Nvidia is actively pitching its first standalone data center CPU, Vera , to Chinese customers. Not subject to US export restrictions, the chip – built on an 88‑core custom Arm architecture – will be available as early as August 2026 , with orders already open.

Vera targets agentic AI and reinforcement learning backend tasks and is already in mass production. Nvidia claims it runs 1.8x faster than competitors , and Jensen Huang expects it to become a multi‑billion‑dollar business.
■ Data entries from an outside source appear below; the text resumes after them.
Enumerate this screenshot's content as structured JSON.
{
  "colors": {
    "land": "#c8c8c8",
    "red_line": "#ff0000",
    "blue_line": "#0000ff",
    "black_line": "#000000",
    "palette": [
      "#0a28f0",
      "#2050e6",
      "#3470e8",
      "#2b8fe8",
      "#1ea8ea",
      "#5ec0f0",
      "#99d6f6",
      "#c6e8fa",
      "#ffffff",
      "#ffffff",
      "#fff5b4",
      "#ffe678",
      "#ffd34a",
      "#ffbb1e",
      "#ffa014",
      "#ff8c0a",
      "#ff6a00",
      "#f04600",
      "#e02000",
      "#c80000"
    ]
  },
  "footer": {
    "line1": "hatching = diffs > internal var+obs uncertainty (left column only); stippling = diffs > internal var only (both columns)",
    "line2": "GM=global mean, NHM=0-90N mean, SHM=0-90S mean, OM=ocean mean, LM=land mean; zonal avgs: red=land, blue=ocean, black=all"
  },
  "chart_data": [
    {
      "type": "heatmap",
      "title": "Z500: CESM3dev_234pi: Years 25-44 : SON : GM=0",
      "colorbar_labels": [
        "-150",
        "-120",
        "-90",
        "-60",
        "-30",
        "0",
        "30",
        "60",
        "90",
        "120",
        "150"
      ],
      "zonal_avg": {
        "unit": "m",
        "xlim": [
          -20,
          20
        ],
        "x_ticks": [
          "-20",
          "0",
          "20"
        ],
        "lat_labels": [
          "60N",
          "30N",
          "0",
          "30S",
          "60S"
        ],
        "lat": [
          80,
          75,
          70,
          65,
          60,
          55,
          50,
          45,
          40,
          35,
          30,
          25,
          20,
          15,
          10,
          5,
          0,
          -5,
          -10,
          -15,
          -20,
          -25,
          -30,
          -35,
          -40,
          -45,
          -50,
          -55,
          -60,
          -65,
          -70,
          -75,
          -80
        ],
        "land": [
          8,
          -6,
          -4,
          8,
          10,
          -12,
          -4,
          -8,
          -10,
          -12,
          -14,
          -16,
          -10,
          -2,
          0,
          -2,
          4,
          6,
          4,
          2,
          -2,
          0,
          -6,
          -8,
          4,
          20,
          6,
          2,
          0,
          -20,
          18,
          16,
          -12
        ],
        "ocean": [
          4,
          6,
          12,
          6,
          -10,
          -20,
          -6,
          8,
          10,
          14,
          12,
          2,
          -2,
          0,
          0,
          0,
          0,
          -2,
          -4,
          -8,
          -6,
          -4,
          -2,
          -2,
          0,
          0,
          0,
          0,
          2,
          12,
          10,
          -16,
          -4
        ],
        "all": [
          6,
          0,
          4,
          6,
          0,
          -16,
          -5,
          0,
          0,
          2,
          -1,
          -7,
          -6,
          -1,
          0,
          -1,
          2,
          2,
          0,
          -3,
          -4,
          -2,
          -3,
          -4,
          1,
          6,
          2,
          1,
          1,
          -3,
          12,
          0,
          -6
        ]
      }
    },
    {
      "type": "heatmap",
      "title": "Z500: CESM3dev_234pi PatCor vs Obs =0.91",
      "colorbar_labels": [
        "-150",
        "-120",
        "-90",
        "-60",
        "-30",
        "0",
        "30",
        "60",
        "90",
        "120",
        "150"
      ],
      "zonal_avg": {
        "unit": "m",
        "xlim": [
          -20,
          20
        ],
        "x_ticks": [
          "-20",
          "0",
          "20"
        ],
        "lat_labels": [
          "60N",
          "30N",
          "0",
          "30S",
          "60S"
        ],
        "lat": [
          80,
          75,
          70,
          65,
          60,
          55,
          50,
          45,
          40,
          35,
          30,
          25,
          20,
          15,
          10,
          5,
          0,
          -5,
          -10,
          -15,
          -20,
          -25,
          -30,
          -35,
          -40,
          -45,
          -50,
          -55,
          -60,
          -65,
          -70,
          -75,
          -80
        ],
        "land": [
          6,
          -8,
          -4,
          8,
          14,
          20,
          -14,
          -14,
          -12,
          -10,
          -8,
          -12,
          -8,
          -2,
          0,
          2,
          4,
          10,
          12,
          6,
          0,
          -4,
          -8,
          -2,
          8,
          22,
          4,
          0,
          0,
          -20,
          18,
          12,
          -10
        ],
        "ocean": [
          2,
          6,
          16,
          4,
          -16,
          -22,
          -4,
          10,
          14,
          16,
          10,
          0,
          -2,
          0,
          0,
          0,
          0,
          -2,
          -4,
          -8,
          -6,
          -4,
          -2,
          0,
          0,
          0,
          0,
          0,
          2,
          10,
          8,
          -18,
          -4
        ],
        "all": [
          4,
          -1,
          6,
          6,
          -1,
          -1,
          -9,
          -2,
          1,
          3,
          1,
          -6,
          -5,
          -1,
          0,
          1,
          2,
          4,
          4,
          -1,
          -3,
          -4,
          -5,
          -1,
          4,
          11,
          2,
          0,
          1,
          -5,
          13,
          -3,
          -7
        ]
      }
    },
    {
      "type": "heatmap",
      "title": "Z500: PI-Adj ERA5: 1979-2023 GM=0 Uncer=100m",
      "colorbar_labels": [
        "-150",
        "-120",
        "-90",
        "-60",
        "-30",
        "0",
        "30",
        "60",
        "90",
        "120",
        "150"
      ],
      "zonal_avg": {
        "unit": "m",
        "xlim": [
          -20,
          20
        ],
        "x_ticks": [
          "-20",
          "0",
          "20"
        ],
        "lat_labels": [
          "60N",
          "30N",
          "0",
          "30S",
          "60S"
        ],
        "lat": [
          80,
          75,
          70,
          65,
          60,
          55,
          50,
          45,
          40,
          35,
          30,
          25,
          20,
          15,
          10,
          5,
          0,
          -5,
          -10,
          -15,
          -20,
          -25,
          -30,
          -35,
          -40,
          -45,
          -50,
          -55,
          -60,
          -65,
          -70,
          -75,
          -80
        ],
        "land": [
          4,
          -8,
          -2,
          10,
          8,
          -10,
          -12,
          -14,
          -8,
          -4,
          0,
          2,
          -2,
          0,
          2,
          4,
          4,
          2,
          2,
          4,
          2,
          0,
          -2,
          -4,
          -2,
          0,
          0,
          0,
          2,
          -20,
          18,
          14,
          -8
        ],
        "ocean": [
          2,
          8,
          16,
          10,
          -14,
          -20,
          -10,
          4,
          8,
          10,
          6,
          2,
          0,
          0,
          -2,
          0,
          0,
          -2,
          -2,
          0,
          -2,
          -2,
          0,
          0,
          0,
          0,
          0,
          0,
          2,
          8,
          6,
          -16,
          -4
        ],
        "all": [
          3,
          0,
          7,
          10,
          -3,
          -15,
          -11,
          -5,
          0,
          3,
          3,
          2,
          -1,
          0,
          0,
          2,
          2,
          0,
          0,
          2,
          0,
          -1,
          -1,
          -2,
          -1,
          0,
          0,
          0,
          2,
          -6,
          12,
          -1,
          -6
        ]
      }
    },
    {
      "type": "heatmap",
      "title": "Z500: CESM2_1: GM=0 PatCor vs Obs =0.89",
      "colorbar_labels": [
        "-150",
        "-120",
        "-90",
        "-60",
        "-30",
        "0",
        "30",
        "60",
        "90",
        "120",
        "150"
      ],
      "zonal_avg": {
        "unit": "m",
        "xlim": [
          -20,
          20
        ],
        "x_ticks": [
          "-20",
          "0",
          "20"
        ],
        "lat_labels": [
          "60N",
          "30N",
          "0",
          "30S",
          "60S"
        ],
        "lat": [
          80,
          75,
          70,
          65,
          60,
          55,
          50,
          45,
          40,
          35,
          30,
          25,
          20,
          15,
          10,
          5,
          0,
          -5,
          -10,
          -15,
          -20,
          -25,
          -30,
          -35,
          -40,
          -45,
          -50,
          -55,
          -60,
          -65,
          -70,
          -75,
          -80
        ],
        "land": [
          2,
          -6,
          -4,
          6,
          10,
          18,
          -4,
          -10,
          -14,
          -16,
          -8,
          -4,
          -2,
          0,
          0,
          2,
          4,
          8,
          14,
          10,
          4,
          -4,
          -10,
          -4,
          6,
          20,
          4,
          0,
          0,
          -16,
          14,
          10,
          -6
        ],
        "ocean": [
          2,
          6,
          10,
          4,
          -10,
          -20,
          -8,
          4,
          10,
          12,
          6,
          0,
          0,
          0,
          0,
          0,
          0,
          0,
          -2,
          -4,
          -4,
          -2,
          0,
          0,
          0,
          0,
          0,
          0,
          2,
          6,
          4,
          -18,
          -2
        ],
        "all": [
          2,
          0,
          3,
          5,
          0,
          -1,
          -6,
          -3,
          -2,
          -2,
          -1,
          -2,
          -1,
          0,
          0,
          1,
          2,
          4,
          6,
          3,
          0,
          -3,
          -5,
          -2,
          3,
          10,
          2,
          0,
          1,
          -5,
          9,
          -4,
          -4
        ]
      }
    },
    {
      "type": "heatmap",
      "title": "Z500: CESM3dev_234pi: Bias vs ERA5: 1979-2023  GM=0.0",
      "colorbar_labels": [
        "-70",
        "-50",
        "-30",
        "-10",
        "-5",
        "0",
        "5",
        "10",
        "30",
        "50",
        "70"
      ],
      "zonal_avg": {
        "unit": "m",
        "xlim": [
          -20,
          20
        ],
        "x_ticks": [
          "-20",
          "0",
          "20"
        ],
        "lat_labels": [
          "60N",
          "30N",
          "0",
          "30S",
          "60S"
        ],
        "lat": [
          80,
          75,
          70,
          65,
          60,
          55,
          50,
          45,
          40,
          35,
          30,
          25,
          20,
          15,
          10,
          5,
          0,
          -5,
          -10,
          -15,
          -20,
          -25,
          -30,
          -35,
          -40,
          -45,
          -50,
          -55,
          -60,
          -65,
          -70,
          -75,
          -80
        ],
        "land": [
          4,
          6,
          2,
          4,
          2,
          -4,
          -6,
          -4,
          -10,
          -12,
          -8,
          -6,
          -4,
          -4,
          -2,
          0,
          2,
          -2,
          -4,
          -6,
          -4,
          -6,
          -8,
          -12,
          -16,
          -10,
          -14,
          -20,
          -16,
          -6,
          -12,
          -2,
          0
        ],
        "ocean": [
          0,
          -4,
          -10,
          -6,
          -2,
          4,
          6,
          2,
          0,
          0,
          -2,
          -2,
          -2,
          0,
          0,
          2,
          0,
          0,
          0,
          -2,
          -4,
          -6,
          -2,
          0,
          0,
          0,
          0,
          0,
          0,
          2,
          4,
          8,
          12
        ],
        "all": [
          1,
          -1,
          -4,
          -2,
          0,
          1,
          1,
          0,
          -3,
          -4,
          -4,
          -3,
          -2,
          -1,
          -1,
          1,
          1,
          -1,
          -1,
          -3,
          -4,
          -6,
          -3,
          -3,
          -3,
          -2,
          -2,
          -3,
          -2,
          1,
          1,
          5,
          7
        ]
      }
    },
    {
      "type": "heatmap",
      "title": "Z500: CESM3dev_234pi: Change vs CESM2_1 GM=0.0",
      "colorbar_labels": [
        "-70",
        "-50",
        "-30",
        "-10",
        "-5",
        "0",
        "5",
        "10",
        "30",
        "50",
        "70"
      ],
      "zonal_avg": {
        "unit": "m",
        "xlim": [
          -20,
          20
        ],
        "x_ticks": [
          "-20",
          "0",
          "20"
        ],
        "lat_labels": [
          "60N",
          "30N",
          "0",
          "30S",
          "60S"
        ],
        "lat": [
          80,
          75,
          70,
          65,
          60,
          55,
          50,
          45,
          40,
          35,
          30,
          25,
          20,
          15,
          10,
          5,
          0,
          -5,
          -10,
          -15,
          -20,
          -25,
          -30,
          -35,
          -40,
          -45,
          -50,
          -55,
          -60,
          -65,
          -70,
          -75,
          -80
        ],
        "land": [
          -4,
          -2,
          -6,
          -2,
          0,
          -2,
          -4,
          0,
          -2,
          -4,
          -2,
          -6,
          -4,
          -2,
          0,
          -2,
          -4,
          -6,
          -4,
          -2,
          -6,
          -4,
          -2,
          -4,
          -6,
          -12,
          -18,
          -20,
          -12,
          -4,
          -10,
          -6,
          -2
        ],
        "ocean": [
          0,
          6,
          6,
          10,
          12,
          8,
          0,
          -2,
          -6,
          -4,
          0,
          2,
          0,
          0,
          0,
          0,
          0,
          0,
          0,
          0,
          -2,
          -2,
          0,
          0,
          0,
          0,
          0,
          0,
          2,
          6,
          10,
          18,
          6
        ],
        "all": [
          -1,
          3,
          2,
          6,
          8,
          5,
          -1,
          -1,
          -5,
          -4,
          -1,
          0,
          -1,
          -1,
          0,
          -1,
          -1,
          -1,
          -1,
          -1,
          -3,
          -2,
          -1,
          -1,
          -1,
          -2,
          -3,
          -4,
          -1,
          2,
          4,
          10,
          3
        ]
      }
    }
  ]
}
China’s Alibaba and ByteDance are among the firms in early discussions, initially planning overseas data center tests.
Vera intensifies competition with Intel and AMD in server CPUs, as AI shifts from training to inference. Intel recently warned of 6‑month delivery lead times for server CPUs in China; AMD also flagged tight global supply. SemiAnalysis estimates Vera’s undiscounted per‑chip price exceeds $20,000** , with a full 256‑chip rack costing around **$10 million . Nvidia expects Vera to contribute ~$20 billion in revenue in the current fiscal year (ending Jan 2027).
Key adoption hurdles in China: software ecosystem compatibility and migration costs from domestic AI chips.
ICgoodFind: Nvidia’s Vera CPU enters China’s AI inference market, bypassing export curbs – a three‑way server CPU battle with Intel and AMD looms.